Ankie Spitzer, addressing an audience of senior British and Israeli politicians, blamed the IOC for blocking an Israeli request to hold a minute of silence at the opening ceremony for the 11 sportsmen and coaches murdered in Munich.
“Only the IOC remains deaf and blind,” she said turning from the podium at the Guildhall, London, to face Rogge.
“Is the IOC only interested in power, money and politics?
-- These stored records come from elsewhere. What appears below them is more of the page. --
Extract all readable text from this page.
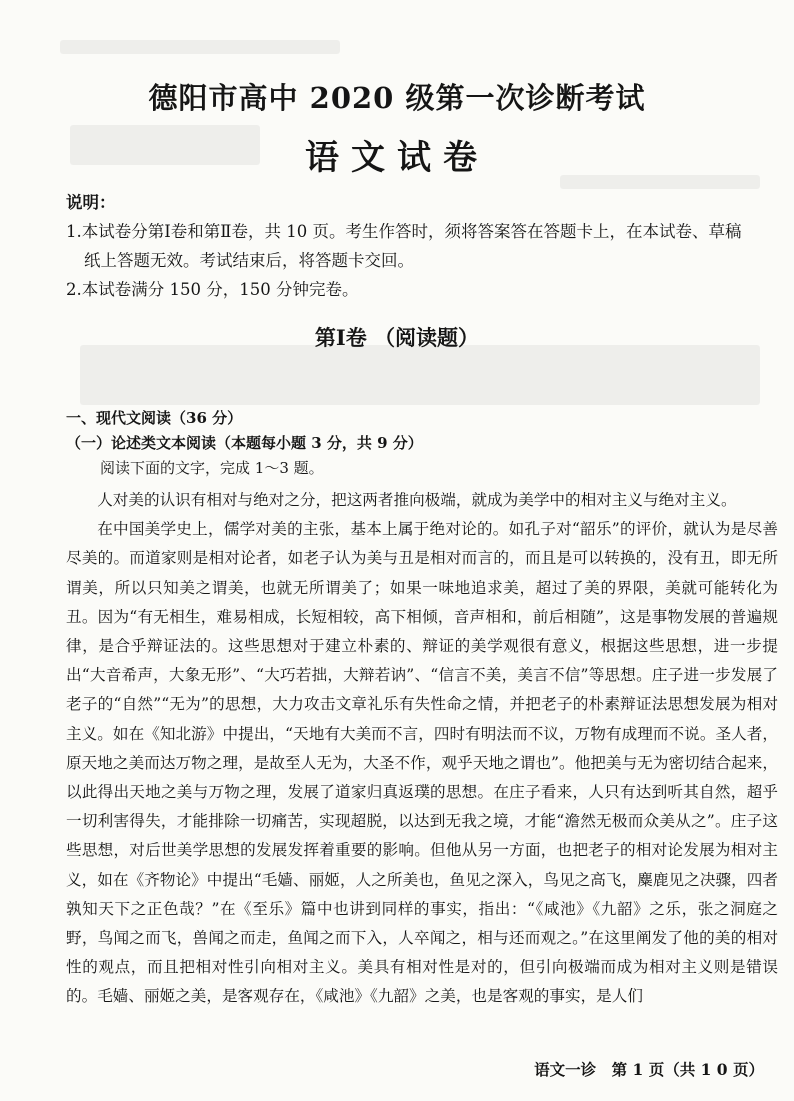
德阳市高中 2020 级第一次诊断考试
语文试卷
说明：
1.本试卷分第Ⅰ卷和第Ⅱ卷，共 10 页。考生作答时，须将答案答在答题卡上，在本试卷、草稿
纸上答题无效。考试结束后，将答题卡交回。
2.本试卷满分 150 分，150 分钟完卷。
第Ⅰ卷 （阅读题）
一、现代文阅读（36 分）
（一）论述类文本阅读（本题每小题 3 分，共 9 分）
阅读下面的文字，完成 1～3 题。

人对美的认识有相对与绝对之分，把这两者推向极端，就成为美学中的相对主义与绝对主义。

在中国美学史上，儒学对美的主张，基本上属于绝对论的。如孔子对“韶乐”的评价，就认为是尽善尽美的。而道家则是相对论者，如老子认为美与丑是相对而言的，而且是可以转换的，没有丑，即无所谓美，所以只知美之谓美，也就无所谓美了；如果一味地追求美，超过了美的界限，美就可能转化为丑。因为“有无相生，难易相成，长短相较，高下相倾，音声相和，前后相随”，这是事物发展的普遍规律，是合乎辩证法的。这些思想对于建立朴素的、辩证的美学观很有意义，根据这些思想，进一步提出“大音希声，大象无形”、“大巧若拙，大辩若讷”、“信言不美，美言不信”等思想。庄子进一步发展了老子的“自然”“无为”的思想，大力攻击文章礼乐有失性命之情，并把老子的朴素辩证法思想发展为相对主义。如在《知北游》中提出，“天地有大美而不言，四时有明法而不议，万物有成理而不说。圣人者，原天地之美而达万物之理，是故至人无为，大圣不作，观乎天地之谓也”。他把美与无为密切结合起来，以此得出天地之美与万物之理，发展了道家归真返璞的思想。在庄子看来，人只有达到听其自然，超乎一切利害得失，才能排除一切痛苦，实现超脱，以达到无我之境，才能“澹然无极而众美从之”。庄子这些思想，对后世美学思想的发展发挥着重要的影响。但他从另一方面，也把老子的相对论发展为相对主义，如在《齐物论》中提出“毛嫱、丽姬，人之所美也，鱼见之深入，鸟见之高飞，麋鹿见之决骤，四者孰知天下之正色哉？”在《至乐》篇中也讲到同样的事实，指出：“《咸池》《九韶》之乐，张之洞庭之野，鸟闻之而飞，兽闻之而走，鱼闻之而下入，人卒闻之，相与还而观之。”在这里阐发了他的美的相对性的观点，而且把相对性引向相对主义。美具有相对性是对的，但引向极端而成为相对主义则是错误的。毛嫱、丽姬之美，是客观存在，《咸池》《九韶》之美，也是客观的事实，是人们

语文一诊　第 1 页（共 1 0 页）
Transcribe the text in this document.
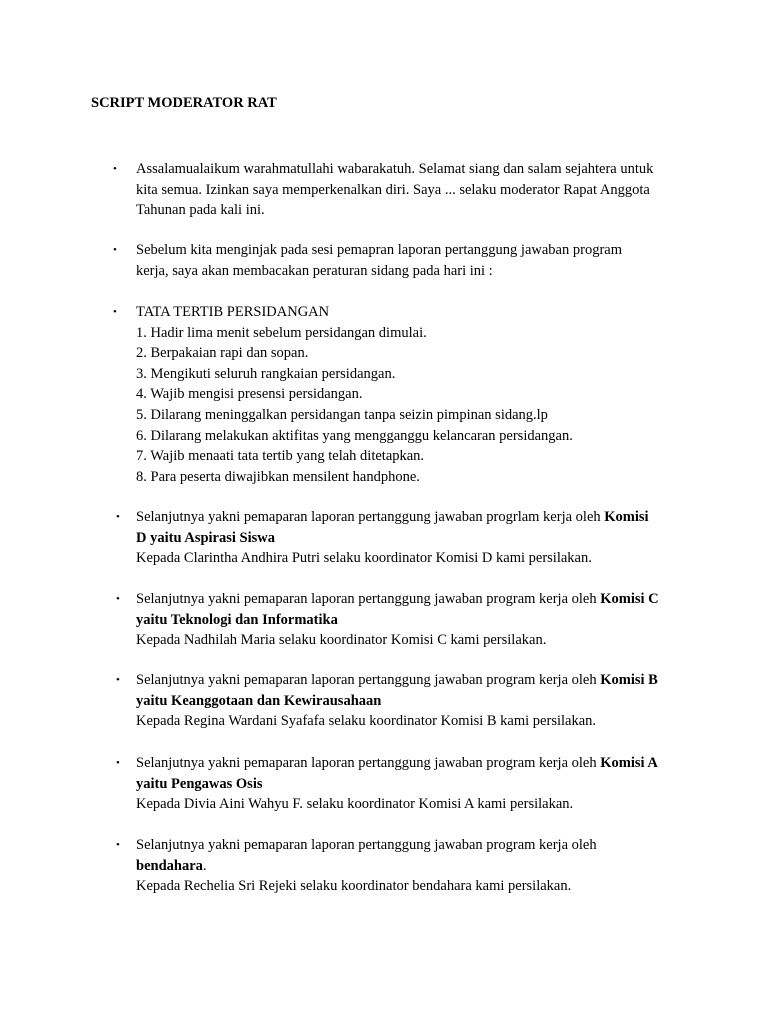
SCRIPT MODERATOR RAT
•	Assalamualaikum warahmatullahi wabarakatuh. Selamat siang dan salam sejahtera untuk
kita semua. Izinkan saya memperkenalkan diri. Saya ... selaku moderator Rapat Anggota
Tahunan pada kali ini.
•	Sebelum kita menginjak pada sesi pemapran laporan pertanggung jawaban program
kerja, saya akan membacakan peraturan sidang pada hari ini :
•	TATA TERTIB PERSIDANGAN
1. Hadir lima menit sebelum persidangan dimulai.
2. Berpakaian rapi dan sopan.
3. Mengikuti seluruh rangkaian persidangan.
4. Wajib mengisi presensi persidangan.
5. Dilarang meninggalkan persidangan tanpa seizin pimpinan sidang.lp
6. Dilarang melakukan aktifitas yang mengganggu kelancaran persidangan.
7. Wajib menaati tata tertib yang telah ditetapkan.
8. Para peserta diwajibkan mensilent handphone.
•	Selanjutnya yakni pemaparan laporan pertanggung jawaban progrlam kerja oleh Komisi
D yaitu Aspirasi Siswa
Kepada Clarintha Andhira Putri selaku koordinator Komisi D kami persilakan.
•	Selanjutnya yakni pemaparan laporan pertanggung jawaban program kerja oleh Komisi C
yaitu Teknologi dan Informatika
Kepada Nadhilah Maria selaku koordinator Komisi C kami persilakan.
•	Selanjutnya yakni pemaparan laporan pertanggung jawaban program kerja oleh Komisi B
yaitu Keanggotaan dan Kewirausahaan
Kepada Regina Wardani Syafafa selaku koordinator Komisi B kami persilakan.
•	Selanjutnya yakni pemaparan laporan pertanggung jawaban program kerja oleh Komisi A
yaitu Pengawas Osis
Kepada Divia Aini Wahyu F. selaku koordinator Komisi A kami persilakan.
•	Selanjutnya yakni pemaparan laporan pertanggung jawaban program kerja oleh
bendahara.
Kepada Rechelia Sri Rejeki selaku koordinator bendahara kami persilakan.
Our loved ones came back in coffins yet they were part of the Olympic family...”
Members of the audience started to shout “Shame!” and Spitzer — whose husband, Andre, was the Israel fencing coach and a referee — took up the call. “Shame on you IOC because you have forgotten 11 members of the Olympic family,” she said. "You’re discriminating against them only because they are Israelis and Jews."
Rogge, who had earlier delivered a short, mild-mannered speech deploring terrorism, must have known that the event on Monday evening was not going to be an easy moment for him.
Limor Livnat, the Israeli minister of culture and sport, hit out not only at the IOC — “silence in the face of evil affords evil victory” — but also embarrassed Guido Westerwelle, the German foreign minister, by claiming that German neo-Nazis were accomplices to the Palestinian Black September terror group in the Munich attack.
Mick Davis, the chief executive of Xstrata, the Anglo-Swiss mining company who is chairman of the United Israel Appeal, said: ‘We say to the IOC that to be silent is to be complicit.’
Although other speeches — notably those of David Cameron and Nick Clegg — sidestepped the thorny issue of the minute of silence, Rogge was left in no doubt that the campaign would roll on into the Rio de Janeiro Olympics.
“We will come back until we hear the words you need to say because you owe them,” Spitzer said. The murdered sportsmen and coaches, she added, had to be honoured: “Not here in this beautiful Guildhall, not in the Hilton Hotel in Beijing, not in the backyard of our ambassador in Athens, but within the Olympic framework.”
There was a standing ovation for Spitzer, at least in the main body of the Guildhall. Rogge, a yachting Olympian in 1972, stayed in his seat.